We like this fund more than its size suggests. The $30 million is almost beside the point; what Discipulus has actually built is a sorting-and-access engine for American hardtech at the earliest stage, wrapped in a brand sharp enough to pull elite founders to a specific zip code. In a pre-seed market where capital is abundant and genuinely great hardware founders are scarce, an LP base and advisor bench like this is a more durable edge than another few million in fund size would be.

The risks are equally clear-eyed. This is a concentrated bet on one young general partner, one geography, and one cultural narrative, three single points of failure stacked on top of each other. Hardtech is unforgiving and capital-hungry; a $30 million fund cannot meaningfully follow its winners, so Discipulus is structurally dependent on downstream firms continuing to fund American Dynamism with enthusiasm. And brand-as-moat cuts both ways: the same identity that recruits can become a liability if the political or funding climate around defense shifts.

Our bet: Discipulus is well-positioned to become a recognized brand-name on-ramp for "Gundo" hardtech, with its returns driven by one or two cohort breakouts rather than a broad book. The real test is whether the residency demonstrably improves founder outcomes versus simply selecting for founders who would have succeeded anyway, and whether Diepenbrock can institutionalize the firm beyond his own personal brand. We would watch the next fund's size and LP composition, and the first cohort exits, as the signals that separate a sharp meme from a durable franchise. We lean optimistic.

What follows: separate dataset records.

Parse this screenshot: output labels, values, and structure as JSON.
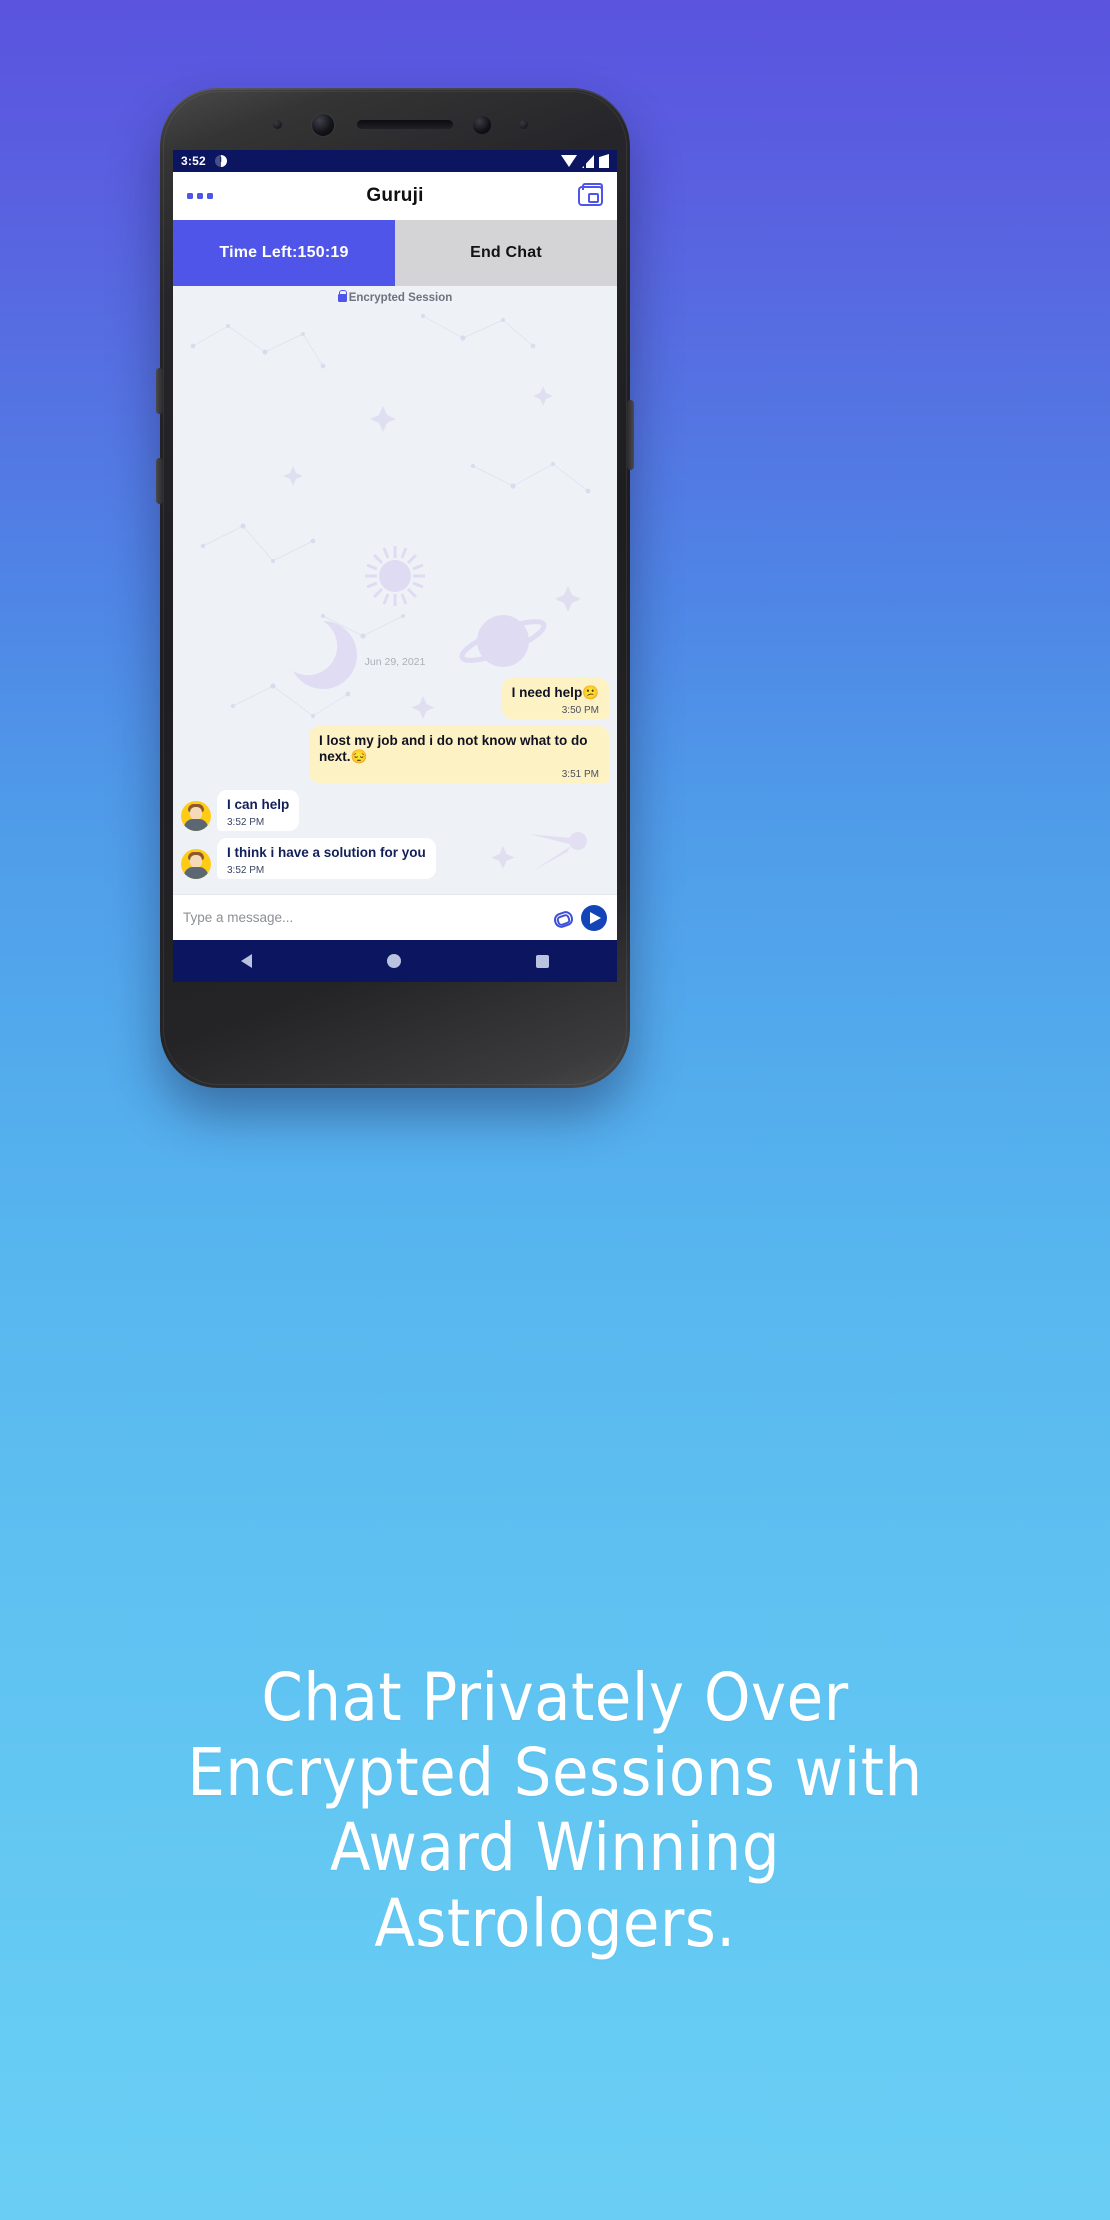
{
  "promo": {
    "caption_lines": [
      "Chat Privately Over",
      "Encrypted Sessions with",
      "Award Winning",
      "Astrologers."
    ],
    "background_top_color": "#5a54df",
    "background_bottom_color": "#6acef4"
  },
  "status_bar": {
    "time": "3:52",
    "icons": [
      "clock-icon",
      "wifi-icon",
      "signal-icon",
      "battery-icon"
    ],
    "background_color": "#0b1560"
  },
  "app_bar": {
    "title": "Guruji",
    "menu_icon": "three-dots-icon",
    "wallet_icon": "wallet-icon",
    "accent_color": "#4f55e8"
  },
  "tabs": [
    {
      "label": "Time Left:150:19",
      "active": true
    },
    {
      "label": "End Chat",
      "active": false
    }
  ],
  "chat": {
    "encrypted_label": "Encrypted Session",
    "lock_icon": "lock-icon",
    "date_separator": "Jun 29, 2021",
    "messages": [
      {
        "text": "I need help😕",
        "time": "3:50 PM",
        "direction": "outgoing"
      },
      {
        "text": "I lost my job and i do not know what to do next.😔",
        "time": "3:51 PM",
        "direction": "outgoing"
      },
      {
        "text": "I can help",
        "time": "3:52 PM",
        "direction": "incoming",
        "avatar": "astrologer-avatar"
      },
      {
        "text": "I think i have a solution for you",
        "time": "3:52 PM",
        "direction": "incoming",
        "avatar": "astrologer-avatar"
      }
    ],
    "outgoing_bubble_color": "#fdf2c4",
    "incoming_bubble_color": "#ffffff"
  },
  "composer": {
    "placeholder": "Type a message...",
    "attach_icon": "paperclip-icon",
    "send_icon": "send-icon"
  },
  "nav_bar": {
    "back_icon": "back-triangle-icon",
    "home_icon": "home-circle-icon",
    "recents_icon": "recents-square-icon"
  }
}
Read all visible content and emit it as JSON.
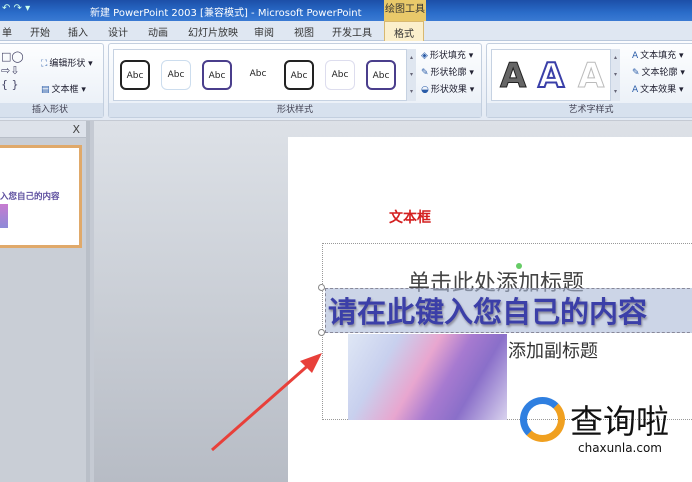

Frequently Asked Questions

How big is Discipulus Ventures' new fund?
$30 million, and the firm describes it as oversubscribed. Axios reported it as the firm's second vehicle; Discipulus's own public messaging has emphasized the $30M size rather than a fund number.

What does Discipulus Ventures invest in?
The earliest stages of American hardtech, including defense-tech, energy, mining, manufacturing and other critical industries, founders building hardware for what it frames as America's hardest problems.

Who runs Discipulus Ventures?
Founder and general partner Jakob Diepenbrock, age 22. Augustus Doricko, a hardtech founder himself, serves as venture partner, and the firm has a bench of senior advisors from the defense and deep-tech world.

Who are the fund's investors (LPs)?
Reported LPs include Anduril founder Palmer Luckey and Coinbase founder Brian Armstrong, among others, drawn in part by the firm's American Dynamism orientation.

What makes Discipulus different from a normal seed fund?
It pairs capital with an intensive El Segundo residency, relocating founders into a hardware-dense cohort. The fund is effectively the financing layer on top of an accelerator-style program built around colocation, culture, and network access.